8) Notable Changes in Mood Alzheimer’s symptoms often cause people to become moody, depressed, paranoid, fearful, anxious or angry. People in the early stages of the disease often get agitated easily and may respond to the confusion, discomfort and distress they often feel by sobbing, becoming angry or lashing out. In addition to getting these individuals medical help, family and friends need to know that this behavior, while it can be emotionally devastating, is not personal. Alzheimer’s is a complicated disease and it often causes people to change dramatically in a short period of time. Trust that the best thing you as a friend or family member can do is get the affected person medical assistance and provide support and love throughout the treatment process.
9) Decreased Social Activity If you notice that your loved one has recently withdrawn and has stopped seeing old friends or participating in volunteer work, family events or community engagements, it may be time for a medical check-up.
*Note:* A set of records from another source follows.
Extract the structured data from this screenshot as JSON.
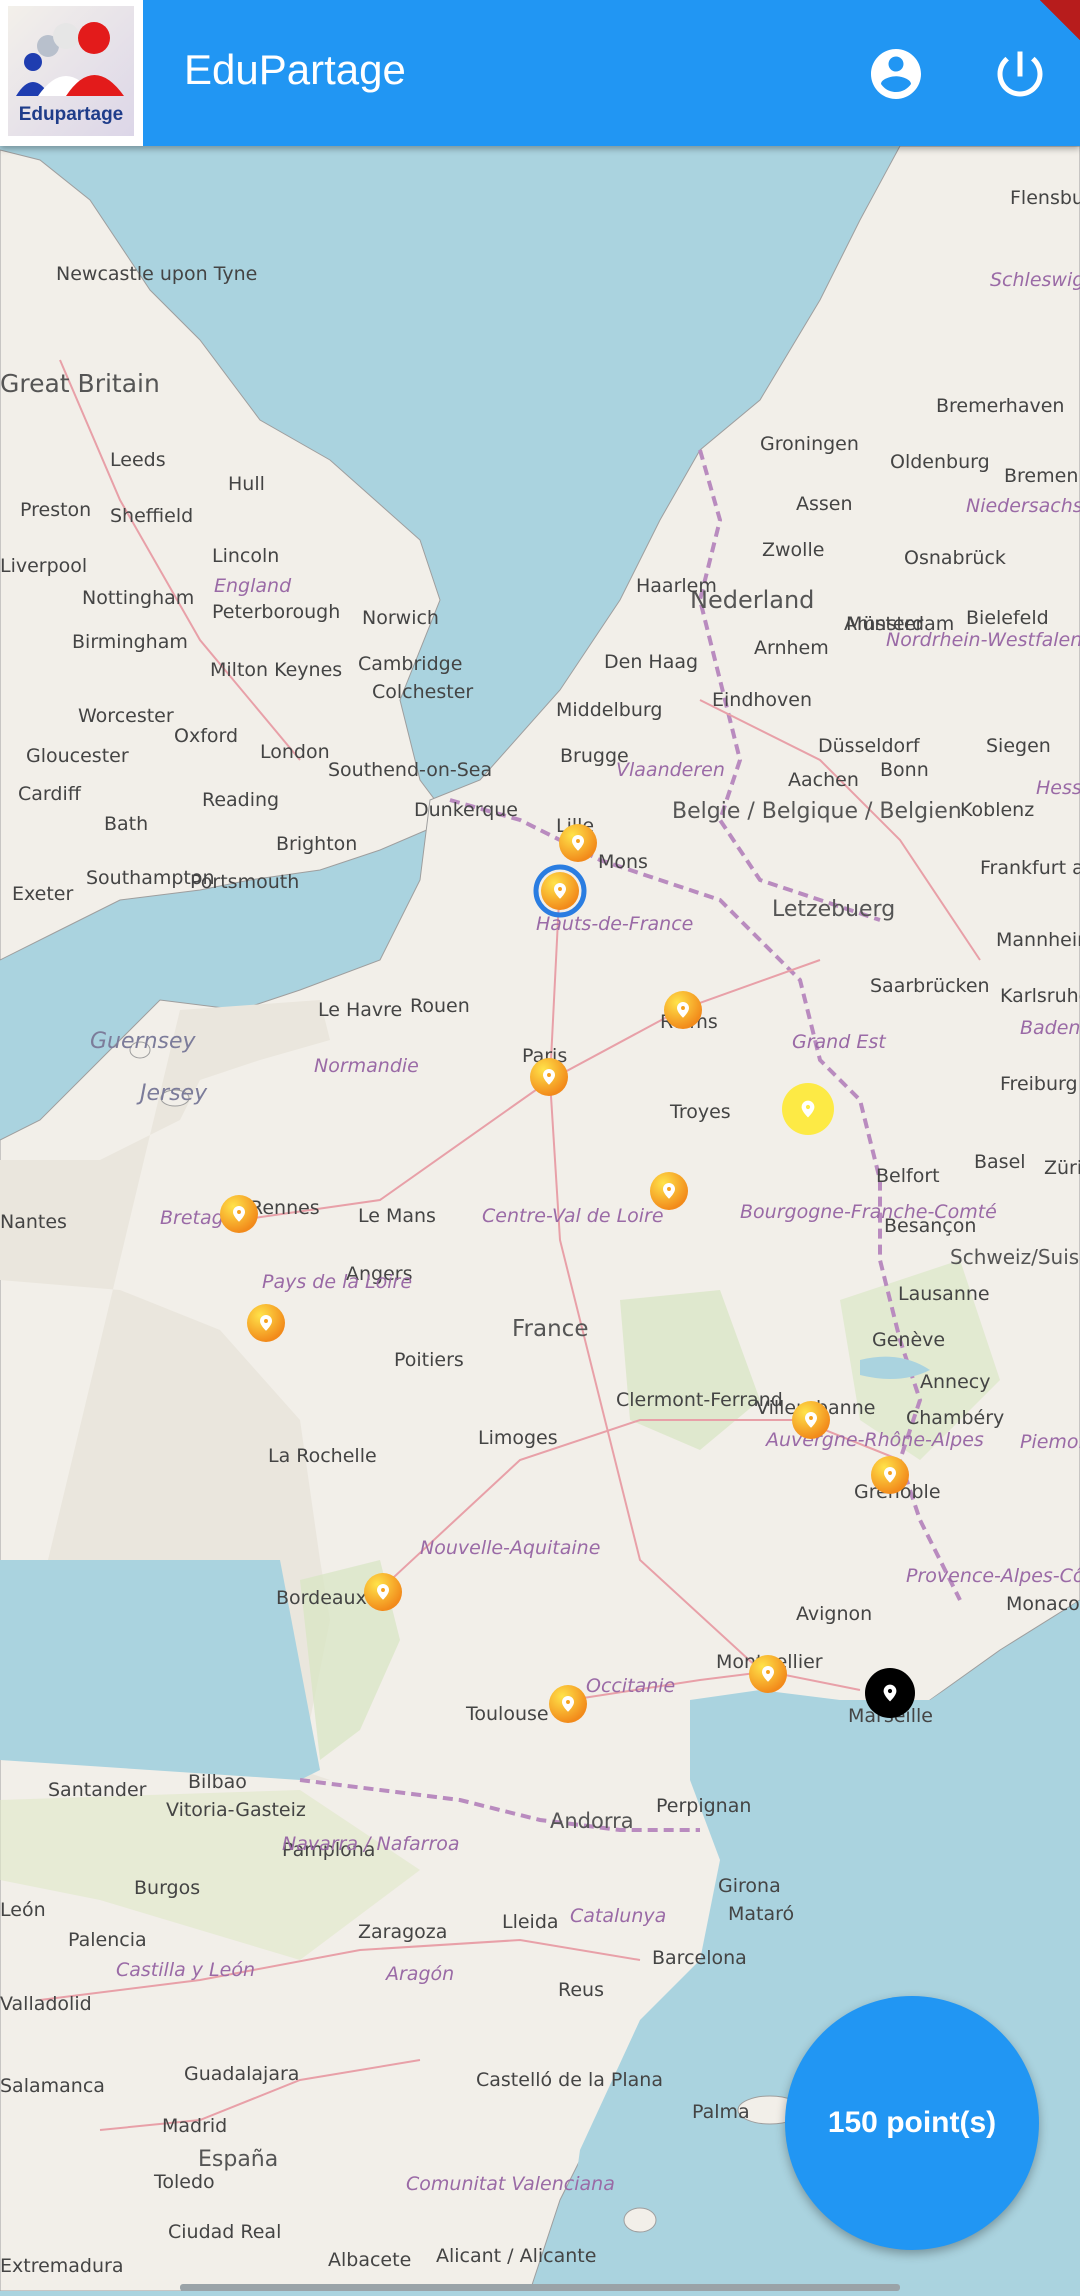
{
  "app": {
    "title": "EduPartage",
    "logo_text": "Edupartage",
    "profile_icon": "account-circle-icon",
    "logout_icon": "power-icon"
  },
  "fab": {
    "label": "150 point(s)"
  },
  "colors": {
    "appbar": "#2196f3",
    "sea": "#aad3df",
    "land": "#f2efe9",
    "marker_orange": "#f7a51c",
    "marker_yellow": "#fdea45",
    "marker_selected_ring": "#2a7de1",
    "marker_black": "#000000"
  },
  "map": {
    "countries": [
      "Great Britain",
      "Nederland",
      "Belgie / Belgique / Belgien",
      "Letzebuerg",
      "France",
      "Andorra",
      "España",
      "Schweiz/Suisse/Svizzera"
    ],
    "cities": [
      "Newcastle upon Tyne",
      "Leeds",
      "Hull",
      "Preston",
      "Sheffield",
      "Liverpool",
      "Lincoln",
      "Nottingham",
      "Birmingham",
      "Peterborough",
      "Norwich",
      "Cambridge",
      "Milton Keynes",
      "Colchester",
      "Worcester",
      "Oxford",
      "London",
      "Southend-on-Sea",
      "Gloucester",
      "Cardiff",
      "Reading",
      "Bath",
      "Brighton",
      "Southampton",
      "Portsmouth",
      "Exeter",
      "Flensburg",
      "Bremerhaven",
      "Groningen",
      "Oldenburg",
      "Bremen",
      "Assen",
      "Zwolle",
      "Osnabrück",
      "Haarlem",
      "Amsterdam",
      "Den Haag",
      "Arnhem",
      "Münster",
      "Bielefeld",
      "Middelburg",
      "Eindhoven",
      "Düsseldorf",
      "Siegen",
      "Brugge",
      "Aachen",
      "Bonn",
      "Koblenz",
      "Dunkerque",
      "Lille",
      "Mons",
      "Frankfurt am Main",
      "Mannheim",
      "Saarbrücken",
      "Karlsruhe",
      "Reims",
      "Freiburg im Breisgau",
      "Basel",
      "Zürich",
      "Belfort",
      "Besançon",
      "Lausanne",
      "Genève",
      "Annecy",
      "Chambéry",
      "Grenoble",
      "Le Havre",
      "Rouen",
      "Paris",
      "Troyes",
      "Rennes",
      "Le Mans",
      "Angers",
      "Nantes",
      "Poitiers",
      "Clermont-Ferrand",
      "Villeurbanne",
      "Limoges",
      "La Rochelle",
      "Bordeaux",
      "Avignon",
      "Monaco",
      "Montpellier",
      "Marseille",
      "Toulouse",
      "Perpignan",
      "Santander",
      "Bilbao",
      "Vitoria-Gasteiz",
      "Pamplona",
      "Burgos",
      "León",
      "Palencia",
      "Valladolid",
      "Zaragoza",
      "Lleida",
      "Girona",
      "Mataró",
      "Barcelona",
      "Reus",
      "Salamanca",
      "Guadalajara",
      "Madrid",
      "Toledo",
      "Castelló de la Plana",
      "Palma",
      "Ciudad Real",
      "Albacete",
      "Alicant / Alicante",
      "Extremadura"
    ],
    "regions": [
      "England",
      "Schleswig-Holstein",
      "Niedersachsen",
      "Nordrhein-Westfalen",
      "Vlaanderen",
      "Hessen",
      "Hauts-de-France",
      "Normandie",
      "Grand Est",
      "Baden-Württemberg",
      "Bretagne",
      "Pays de la Loire",
      "Centre-Val de Loire",
      "Bourgogne-Franche-Comté",
      "Auvergne-Rhône-Alpes",
      "Nouvelle-Aquitaine",
      "Occitanie",
      "Provence-Alpes-Côte d'Azur",
      "Navarra / Nafarroa",
      "Catalunya",
      "Aragón",
      "Castilla y León",
      "Comunitat Valenciana",
      "Piemonte",
      "Guernsey",
      "Jersey"
    ],
    "markers": [
      {
        "label": "Lille area",
        "type": "orange"
      },
      {
        "label": "Hauts-de-France",
        "type": "orange-selected"
      },
      {
        "label": "Reims",
        "type": "orange"
      },
      {
        "label": "Paris",
        "type": "orange"
      },
      {
        "label": "Grand Est",
        "type": "yellow"
      },
      {
        "label": "Rennes",
        "type": "orange"
      },
      {
        "label": "Troyes area",
        "type": "orange"
      },
      {
        "label": "Nantes",
        "type": "orange"
      },
      {
        "label": "Villeurbanne",
        "type": "orange"
      },
      {
        "label": "Grenoble",
        "type": "orange"
      },
      {
        "label": "Bordeaux",
        "type": "orange"
      },
      {
        "label": "Toulouse",
        "type": "orange"
      },
      {
        "label": "Montpellier",
        "type": "orange"
      },
      {
        "label": "Marseille",
        "type": "black"
      }
    ]
  }
}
Alzheimer’s symptoms, specifically confusion and the disorientation, can cause people to become depressed and withdraw from friends and family in an attempt to hide their symptoms from friends and loved ones. Often these people will try to downplay their withdrawal and it is up to friends and family members to investigate further. Although they may insist against it, individuals that are decreasing their social activity are at a heightened risk of depressive symptoms and need help and support immediately.
10) Poor Judgment or a Lack of Risk Assessment People in the early stages of Alzheimer’s disease may exhibit poor judgment with money, safety or personal belongings. For example, affected individuals may make large infomercial purchases or go outside in frigid weather without a coat. They may also leave stoves on, leave candles burning when nobody is home, leave a car running in the driveway or abandon personal hygiene. These are all alarming symptoms that require family members to take notice. What to Do When a Loved One Has Alzheimer’s
In the early stages of the disease, individuals tend to be very independent and many affected people still drive, maintain social lives, conduct volunteer work and keep in touch with family. During this stage, the most important role loved ones can play during this time is to be a force of support and friendship while also assisting in planning for future care. As Alzheimer’s disease progresses, people often undergo noticeable changes in their ability to speak, function independently, drive and eat. Typically, these changes occur slowly and it is not uncommon for affected individuals to maintain some level of independence for years. During this time, the best thing that friends and family members can do is act as an advocate for the affected person and helping him or her do routine things, such as making appointments, remembering important dates or events, paying monthly bills, taking medications on time, dressing, and cleaning the house. Although these tasks may seem small and inconsequential, they will be great help to the affected person. As the disease progresses, friends and family members often feel as if there is nothing they can do and that is when love and support is most needed. In addition to loving the person affected by the disease, friends and family members should also reach out to their community for support and assistance. Although Alzheimer’s is a difficult disease, it is much easier for patients and their families to cope when they are surrounded by ample love and support.